According to Greek Prime Minister Kyriakos Mitsotakis, Libya and Greece have agreed on the resumption of bilateral talks to mark out the maritime zones in the Mediterranean Sea between the two countries. The immediate resumption of talks came as the Greek PM met with Mohamed Al-Menfi, the head of Libya’s Presidential Council, in Athens, after a formal visit from the latter.
Following the meeting between the two officials, Mitsotakis has been quoted saying to al-Menfi that Libya will always have a stable friend and ally within the European Union in Greece, so that the North African country can return to a stable and prosperous setting.
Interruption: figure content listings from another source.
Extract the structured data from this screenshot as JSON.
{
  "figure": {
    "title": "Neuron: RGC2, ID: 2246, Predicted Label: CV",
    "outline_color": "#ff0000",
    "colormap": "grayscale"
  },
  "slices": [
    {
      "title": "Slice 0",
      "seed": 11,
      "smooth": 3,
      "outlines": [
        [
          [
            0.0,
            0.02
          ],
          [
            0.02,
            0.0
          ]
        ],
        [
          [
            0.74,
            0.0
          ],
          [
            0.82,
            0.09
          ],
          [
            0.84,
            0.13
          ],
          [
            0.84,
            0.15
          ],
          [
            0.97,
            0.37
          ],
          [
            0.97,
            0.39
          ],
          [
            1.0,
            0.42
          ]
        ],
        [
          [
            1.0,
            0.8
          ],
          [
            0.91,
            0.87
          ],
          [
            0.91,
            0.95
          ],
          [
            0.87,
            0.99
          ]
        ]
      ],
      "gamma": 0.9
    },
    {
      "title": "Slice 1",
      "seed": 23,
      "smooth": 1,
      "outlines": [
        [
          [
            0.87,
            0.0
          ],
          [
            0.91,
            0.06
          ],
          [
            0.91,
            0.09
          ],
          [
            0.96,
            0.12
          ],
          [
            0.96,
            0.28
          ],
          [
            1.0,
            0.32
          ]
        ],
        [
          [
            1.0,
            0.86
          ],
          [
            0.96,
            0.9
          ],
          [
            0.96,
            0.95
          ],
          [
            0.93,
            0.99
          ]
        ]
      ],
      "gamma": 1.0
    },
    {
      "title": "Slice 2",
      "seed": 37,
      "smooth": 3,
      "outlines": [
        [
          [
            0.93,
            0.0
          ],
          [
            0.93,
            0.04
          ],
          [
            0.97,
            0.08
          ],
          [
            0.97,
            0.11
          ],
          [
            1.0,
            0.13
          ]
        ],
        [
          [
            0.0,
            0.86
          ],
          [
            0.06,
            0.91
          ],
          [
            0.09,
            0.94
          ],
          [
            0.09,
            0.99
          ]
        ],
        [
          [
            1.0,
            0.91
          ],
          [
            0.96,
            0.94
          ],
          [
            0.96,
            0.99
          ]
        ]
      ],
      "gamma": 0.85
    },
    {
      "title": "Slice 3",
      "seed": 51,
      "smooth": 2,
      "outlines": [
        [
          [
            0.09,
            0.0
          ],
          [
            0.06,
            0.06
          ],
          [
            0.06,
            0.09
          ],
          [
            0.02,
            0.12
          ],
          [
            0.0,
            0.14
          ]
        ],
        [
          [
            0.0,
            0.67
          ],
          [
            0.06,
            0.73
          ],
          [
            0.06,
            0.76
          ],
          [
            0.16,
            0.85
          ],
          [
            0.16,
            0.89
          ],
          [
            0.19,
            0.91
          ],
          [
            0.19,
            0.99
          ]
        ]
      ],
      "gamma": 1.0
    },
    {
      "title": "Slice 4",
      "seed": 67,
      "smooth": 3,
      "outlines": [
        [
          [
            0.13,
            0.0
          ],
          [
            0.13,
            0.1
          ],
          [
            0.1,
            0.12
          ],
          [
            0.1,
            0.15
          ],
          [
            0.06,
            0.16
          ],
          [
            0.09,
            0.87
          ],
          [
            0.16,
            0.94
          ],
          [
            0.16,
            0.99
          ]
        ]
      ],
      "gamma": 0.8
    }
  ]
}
In return, al-Menfi has emphasized the historical ties and friendship between the two countries and described Greece as Libya’s primary connection to the European Union.
Previous talks between Libya and Greece had broken down following the signing of a maritime agreement between Tripoli and Ankara, back in 2019. After the maritime accord between Libya and Turkey, the ambassador of Libya to Greece was expelled from the country, who also was Mohamed Al-Menfi, and relations between the two eastern Mediterranean countries turned sour. Greece has since demanded the agreement to be dropped. Libya has pointed out its unwillingness to do so.
Prior to the meeting between Libya and Greece, Libyan Prime Minister Abdulhamid Dbeibeh traveled to Ankara on Monday to sign five agreements with Turkish President Recep Tayyip Erdoğan. After the signing of the agreements, President Erdoğan has said that the deal serves both countries’ national interests, and that it is vital to start conversations in the interest of both parties involved.
On Thursday, Greek Foreign Minister Nikos Dendias will visit Turkey for a meeting with his Turkish counterpart in Ankara.